The current situation

The current war in Nuba Mountains started after the disputed election of the state governor. The Sudanese government nominee allegedly won in what the SPLM/N believed to be a forged election. In fact, after six years of war, the reason for the recent fighting seems to be the same as the reason started the conflict 30 or 40 years ago. Moreover, the horrific amount of violence and the war crimes committed by the government in the last six years is a proof of the deep rooted drive behind such atrocities. The government of Sudan is determined to implement its policy of Islamization and to exploit the land of the Nuba mountains, with complete denial to the indigenous population rights to decide on their wealth and destiny. In the language of the international law these actions and motives can only be described as genocide or ethnocide.

While the world has moved on, six years of wars had forced half a million in Nuba mountains to flee to mountains and live in ditches. The human consciousness should never pass by this anniversary without taking serious note of the suffering of the increasing number of victims of al-Bashir as along as he remains free. Unfortunately, the people of Nuba mountains and Darfur seem to be standing alone, under a sky full of government Antonov airplanes dropping bombs night and day, killing children, women, cows, any moving on the ground.

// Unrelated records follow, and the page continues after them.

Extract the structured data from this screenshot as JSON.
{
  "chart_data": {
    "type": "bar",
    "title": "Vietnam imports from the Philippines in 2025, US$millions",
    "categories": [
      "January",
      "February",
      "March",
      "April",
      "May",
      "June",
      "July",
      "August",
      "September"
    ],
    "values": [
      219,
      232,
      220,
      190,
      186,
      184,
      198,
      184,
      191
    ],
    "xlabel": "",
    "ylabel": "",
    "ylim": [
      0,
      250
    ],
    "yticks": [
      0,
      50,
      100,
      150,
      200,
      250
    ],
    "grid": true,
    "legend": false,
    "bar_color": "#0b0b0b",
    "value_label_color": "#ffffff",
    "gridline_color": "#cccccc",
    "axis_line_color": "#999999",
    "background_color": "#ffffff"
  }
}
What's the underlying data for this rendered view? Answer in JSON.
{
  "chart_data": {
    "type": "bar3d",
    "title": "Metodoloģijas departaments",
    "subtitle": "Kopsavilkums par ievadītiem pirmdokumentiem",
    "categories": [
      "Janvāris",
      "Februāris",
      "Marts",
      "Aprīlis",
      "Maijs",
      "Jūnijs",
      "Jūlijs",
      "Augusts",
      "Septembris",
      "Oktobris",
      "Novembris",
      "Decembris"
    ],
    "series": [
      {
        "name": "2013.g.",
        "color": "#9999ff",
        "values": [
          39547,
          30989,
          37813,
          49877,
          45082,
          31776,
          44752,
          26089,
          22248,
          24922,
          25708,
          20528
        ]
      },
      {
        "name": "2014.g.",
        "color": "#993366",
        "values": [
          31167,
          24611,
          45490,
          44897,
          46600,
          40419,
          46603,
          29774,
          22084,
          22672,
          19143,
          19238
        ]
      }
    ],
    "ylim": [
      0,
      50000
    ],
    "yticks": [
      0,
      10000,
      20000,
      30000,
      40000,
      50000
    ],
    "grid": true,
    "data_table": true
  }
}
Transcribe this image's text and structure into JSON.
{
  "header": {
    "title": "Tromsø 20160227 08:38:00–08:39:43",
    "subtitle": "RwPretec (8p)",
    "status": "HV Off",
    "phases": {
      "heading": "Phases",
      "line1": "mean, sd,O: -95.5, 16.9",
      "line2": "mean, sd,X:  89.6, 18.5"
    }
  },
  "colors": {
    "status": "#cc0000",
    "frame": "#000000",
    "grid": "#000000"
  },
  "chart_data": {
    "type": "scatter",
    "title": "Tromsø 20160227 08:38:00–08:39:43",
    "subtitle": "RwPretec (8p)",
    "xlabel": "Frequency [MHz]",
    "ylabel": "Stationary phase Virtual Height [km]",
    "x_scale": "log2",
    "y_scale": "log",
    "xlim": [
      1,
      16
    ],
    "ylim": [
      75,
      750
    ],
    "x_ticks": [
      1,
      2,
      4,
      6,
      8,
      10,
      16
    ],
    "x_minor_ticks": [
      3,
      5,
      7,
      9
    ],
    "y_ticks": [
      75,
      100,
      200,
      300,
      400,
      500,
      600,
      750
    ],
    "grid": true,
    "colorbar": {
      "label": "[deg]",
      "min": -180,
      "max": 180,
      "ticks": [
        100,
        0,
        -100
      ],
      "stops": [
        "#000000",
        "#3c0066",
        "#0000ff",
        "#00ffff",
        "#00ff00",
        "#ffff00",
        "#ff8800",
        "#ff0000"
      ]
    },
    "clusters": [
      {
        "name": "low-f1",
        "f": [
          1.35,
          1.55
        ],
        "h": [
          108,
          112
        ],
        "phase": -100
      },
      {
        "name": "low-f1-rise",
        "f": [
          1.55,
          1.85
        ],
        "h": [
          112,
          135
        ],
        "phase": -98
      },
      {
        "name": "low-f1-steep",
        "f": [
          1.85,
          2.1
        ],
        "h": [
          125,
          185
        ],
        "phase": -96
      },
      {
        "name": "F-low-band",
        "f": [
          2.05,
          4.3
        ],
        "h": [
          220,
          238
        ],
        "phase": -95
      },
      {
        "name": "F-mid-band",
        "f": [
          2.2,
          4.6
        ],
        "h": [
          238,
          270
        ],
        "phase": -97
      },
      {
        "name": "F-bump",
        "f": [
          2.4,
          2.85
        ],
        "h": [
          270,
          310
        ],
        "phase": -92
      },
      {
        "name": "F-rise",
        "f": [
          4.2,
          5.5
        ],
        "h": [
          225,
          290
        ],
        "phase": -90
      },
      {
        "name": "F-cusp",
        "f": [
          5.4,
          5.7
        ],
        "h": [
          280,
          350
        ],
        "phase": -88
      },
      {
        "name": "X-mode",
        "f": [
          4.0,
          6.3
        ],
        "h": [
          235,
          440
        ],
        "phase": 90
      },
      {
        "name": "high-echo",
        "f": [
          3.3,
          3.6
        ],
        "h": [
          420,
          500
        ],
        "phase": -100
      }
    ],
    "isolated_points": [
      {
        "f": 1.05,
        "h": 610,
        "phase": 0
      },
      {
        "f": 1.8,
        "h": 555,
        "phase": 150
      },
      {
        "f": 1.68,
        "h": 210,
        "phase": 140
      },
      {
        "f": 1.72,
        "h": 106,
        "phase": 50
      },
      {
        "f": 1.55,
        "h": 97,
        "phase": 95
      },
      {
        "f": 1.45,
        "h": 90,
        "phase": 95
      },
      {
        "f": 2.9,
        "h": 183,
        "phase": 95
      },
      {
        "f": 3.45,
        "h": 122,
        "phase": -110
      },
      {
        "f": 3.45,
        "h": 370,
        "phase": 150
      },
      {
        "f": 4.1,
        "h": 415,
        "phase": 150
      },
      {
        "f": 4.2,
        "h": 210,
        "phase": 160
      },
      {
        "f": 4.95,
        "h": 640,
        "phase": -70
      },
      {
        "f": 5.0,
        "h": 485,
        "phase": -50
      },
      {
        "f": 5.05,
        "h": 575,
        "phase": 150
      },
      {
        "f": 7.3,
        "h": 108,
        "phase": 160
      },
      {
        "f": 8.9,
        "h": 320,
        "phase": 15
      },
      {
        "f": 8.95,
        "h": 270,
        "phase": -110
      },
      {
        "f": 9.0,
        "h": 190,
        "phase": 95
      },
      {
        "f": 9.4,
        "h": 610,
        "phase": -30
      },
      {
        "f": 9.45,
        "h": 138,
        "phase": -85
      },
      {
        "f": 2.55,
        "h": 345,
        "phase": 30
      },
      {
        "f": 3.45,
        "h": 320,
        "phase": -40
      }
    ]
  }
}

Ending wars are easy. Bringing peace, stability and freedom have been proved to be the most difficult problems of the human race. But the people of the Nuba mountains hope of returning back to their homes and villages will remain alive because bombs never kill dreams. But what is going on in the Nuba mountains, Darfur and the Blue Nile state should sound the alarm that without justice there will never be sustainable peace.

We must remember that war criminals do not bring peace, only justice can.

Osman Naway is Sudanese American human rights activist and blogger.

Rights4Peace Foundation is non-governmental organization working to defend the right in justice and to promote peace for the people in Sudan’s war zones.